Tamnoserica mutans

Scientific classification
- Kingdom: Animalia
- Phylum: Arthropoda
- Clade: Pancrustacea
- Class: Insecta
- Order: Coleoptera
- Suborder: Polyphaga
- Infraorder: Scarabaeiformia
- Family: Scarabaeidae
- Genus: Tamnoserica
- Species: T. mutans
- Binomial name: Tamnoserica mutans (Blanchard, 1850)
- Synonyms: Emphania mutans Blanchard, 1850 ; Serica pumila Burmeister, 1855 ;

= Tamnoserica mutans =

- Genus: Tamnoserica
- Species: mutans
- Authority: (Blanchard, 1850)

Species of beetle

Tamnoserica mutans is a species of beetle of the family Scarabaeidae.

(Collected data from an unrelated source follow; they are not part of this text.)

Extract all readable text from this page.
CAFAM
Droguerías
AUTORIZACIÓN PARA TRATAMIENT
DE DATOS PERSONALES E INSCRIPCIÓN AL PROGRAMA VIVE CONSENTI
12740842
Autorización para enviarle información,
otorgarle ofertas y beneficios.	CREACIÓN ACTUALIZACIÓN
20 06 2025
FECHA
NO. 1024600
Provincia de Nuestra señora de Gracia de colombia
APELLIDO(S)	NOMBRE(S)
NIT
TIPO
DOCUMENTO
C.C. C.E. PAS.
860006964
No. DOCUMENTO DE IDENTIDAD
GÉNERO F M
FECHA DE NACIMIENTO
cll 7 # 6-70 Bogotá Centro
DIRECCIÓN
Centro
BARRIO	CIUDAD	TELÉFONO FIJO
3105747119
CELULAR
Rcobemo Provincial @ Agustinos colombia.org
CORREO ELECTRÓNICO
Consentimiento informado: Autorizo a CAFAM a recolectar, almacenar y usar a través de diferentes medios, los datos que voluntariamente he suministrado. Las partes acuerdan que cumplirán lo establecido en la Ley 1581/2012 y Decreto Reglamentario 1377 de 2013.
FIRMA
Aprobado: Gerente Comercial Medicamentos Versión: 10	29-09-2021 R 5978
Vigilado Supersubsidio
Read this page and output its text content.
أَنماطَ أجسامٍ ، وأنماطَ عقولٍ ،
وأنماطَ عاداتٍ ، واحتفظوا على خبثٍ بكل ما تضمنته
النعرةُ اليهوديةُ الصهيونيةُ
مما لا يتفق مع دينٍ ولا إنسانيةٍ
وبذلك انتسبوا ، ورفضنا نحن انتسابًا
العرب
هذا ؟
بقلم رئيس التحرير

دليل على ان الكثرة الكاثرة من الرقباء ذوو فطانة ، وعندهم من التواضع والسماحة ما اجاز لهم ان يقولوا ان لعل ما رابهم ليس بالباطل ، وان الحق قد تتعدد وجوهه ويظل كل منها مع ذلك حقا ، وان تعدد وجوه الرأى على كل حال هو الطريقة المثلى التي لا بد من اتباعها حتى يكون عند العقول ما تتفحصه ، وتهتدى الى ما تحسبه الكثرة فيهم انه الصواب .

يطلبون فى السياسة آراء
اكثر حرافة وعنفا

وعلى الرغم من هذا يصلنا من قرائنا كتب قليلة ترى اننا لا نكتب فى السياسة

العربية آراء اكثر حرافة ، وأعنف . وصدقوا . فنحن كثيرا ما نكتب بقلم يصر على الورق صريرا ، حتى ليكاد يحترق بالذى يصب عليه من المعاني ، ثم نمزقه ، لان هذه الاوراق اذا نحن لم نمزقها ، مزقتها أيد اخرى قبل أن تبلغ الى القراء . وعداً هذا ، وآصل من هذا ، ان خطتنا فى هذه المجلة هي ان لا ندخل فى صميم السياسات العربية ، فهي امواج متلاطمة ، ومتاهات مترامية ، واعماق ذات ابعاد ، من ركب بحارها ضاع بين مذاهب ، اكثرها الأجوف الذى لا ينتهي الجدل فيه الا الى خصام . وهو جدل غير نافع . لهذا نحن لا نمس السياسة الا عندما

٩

It is found in Madagascar.

==Description==
Adults reach a length of about 3.5 mm. They have a rounded-oval, dull, iridescent body. They are dark above with a reddish colouration, while the underside is brownish. The legs are somewhat lighter. The pronotum is very broadly rounded at the posterior angles, the posterior margin slightly folded and somewhat projecting in front of the scutellum. The elytra are coarsely punctate in rows with a row of punctures, the intervals distinctly convex, so that the ribs are very noticeable despite the dense tomentum.